The government has indicated it will scrap its policy which limits the number of children per family through tough fines — and sometimes through forced abortions and sterilizations.
The world’s most populous country introduced its one-child policy in 1979 and last tweaked it in early 2016, raising the limit to two children as the nation scrambled to rejuvenate a graying population of some 1.4 billion.
But the pent-up demand for more children has ebbed, experts say. Couples have increasingly delayed having even one child as they devote more time to other goals, such as building their careers.
The skyrocketing cost of raising children in booming China has also given many prospective parents pause.

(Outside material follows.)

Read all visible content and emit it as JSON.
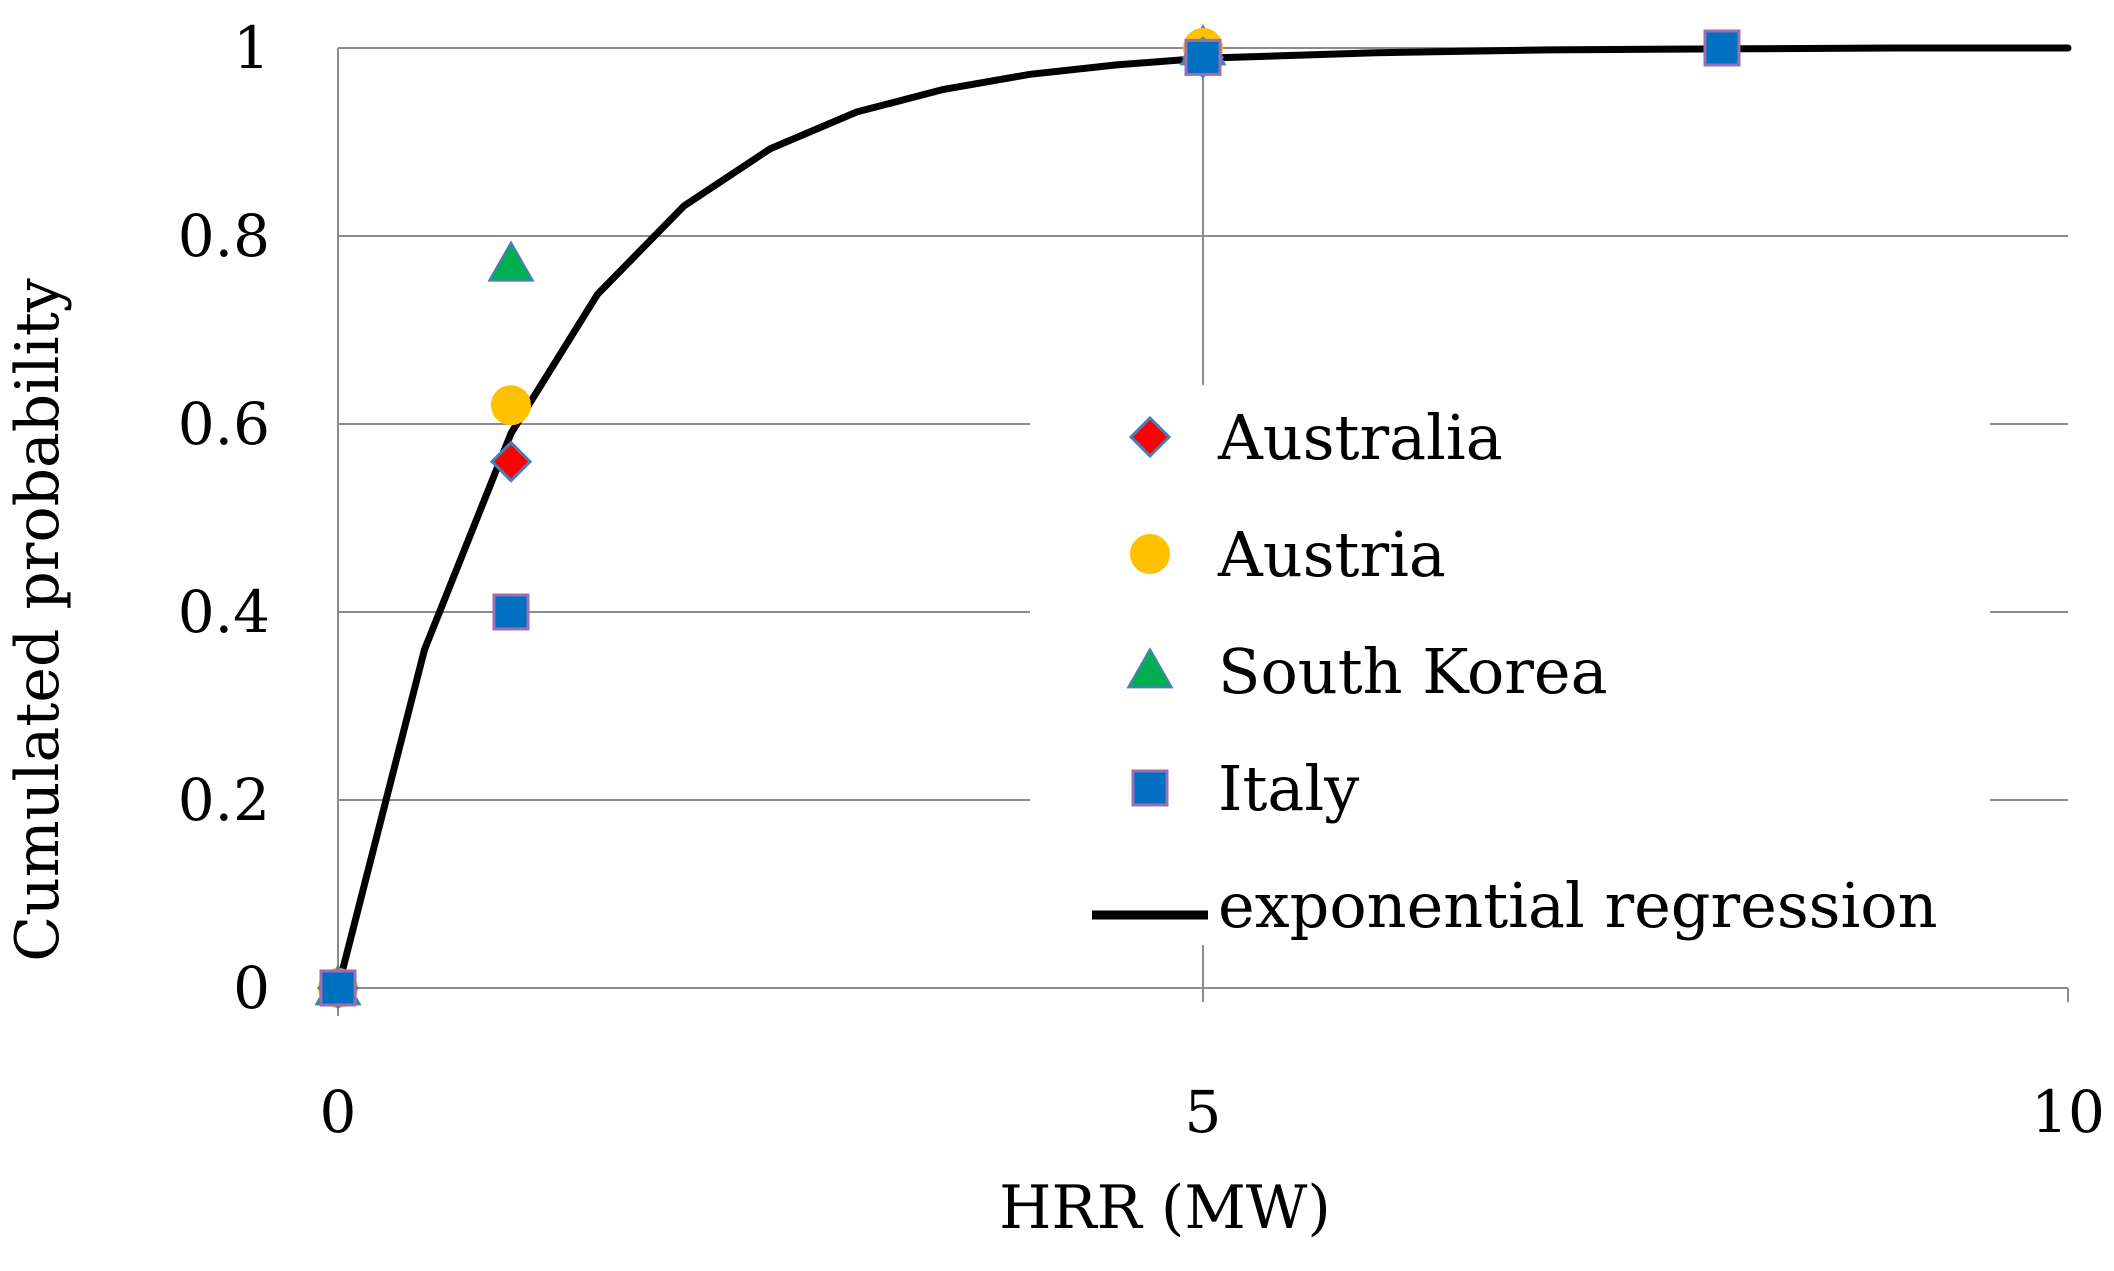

“Lots of people want to have a second child, but the biggest problem is the financial burden,” said a mother in the northeastern city of Dalian, who wants a second and even third child but remains hesitant to bear the financial and career costs.
The proposed policy change was included in a new civil code being discussed by the Standing Committee of the National People’s Congress this week. The code is set to be completed in 2020.
“Canceling the family planning policy would mean that the right to decide how many children to have rests with couples and families,” said Liu Hongyan of the China Population and Development Research Centre, a think tank under the National Health and Family Planning Commission.
This is “a manifestation of human rights in the field of reproductive health.”
The official Xinhua News Agency said regulations on family size were omitted from the draft law due to “changes in the country’s demographic situation.”
China’s working-age population fell by 5.5 million last year, maintaining a downward trend that began in 2012, according to the statistics bureau.
Economists fear the nation will get old before it gets rich, leaving it trapped as a middle-income country burdened with too few workers to support an aging populace.
By 2050, the World Bank forecasts the proportion of the population aged over 60 will jump from 15 percent in 2015 to 36.5 percent, with a median age of 49.6.
To lesson the pain, Beijing wants its “high-quality” citizens to build larger families, experts say.
There is “heavy propaganda aimed at urban educated Han women” urging them to “marry early and have children early,” said Leta Hong Fincher, author of “Betraying Big Brother: The Feminist Awakening in China,” referring to the majority Han community.
From the government’s perspective, Qiu Chunjuan and Xu Jinhua, who are raising two children in Shanghai, would be ideal candidates for a larger family. But the parents are not considering it.
“With the education environment in Shanghai, the economic environment, having two is just right,” said the father, Xu.
“We’re saturated now,” he said. His wife Qiu said that with the cost of private school and additional classes, the pressure was already “quite big.”
Hu Yanhua, a 38-year-old mother in Shanghai, said she had her hands full with just one six-year-old boy.
“I need to work and I have limited energy, so I probably won’t consider it,” she said.
Second child boom?
When Beijing lifted restrictions and allowed all couples a second child, officials were expecting a flood of new births.
They received a trickle, enough to steady the falling birth count, with 17.23 million births in 2017 — but well below an official forecast of over 20 million for the year.
Surveys have shown many one-child families harbor little desire for more children.
The white-collar mother in Dalian, who asked not to be named, worried she would fall behind in the workplace if she took time off to have a second child.
“I don’t want to give up my job and the feeling of self-worth it brings,” she said.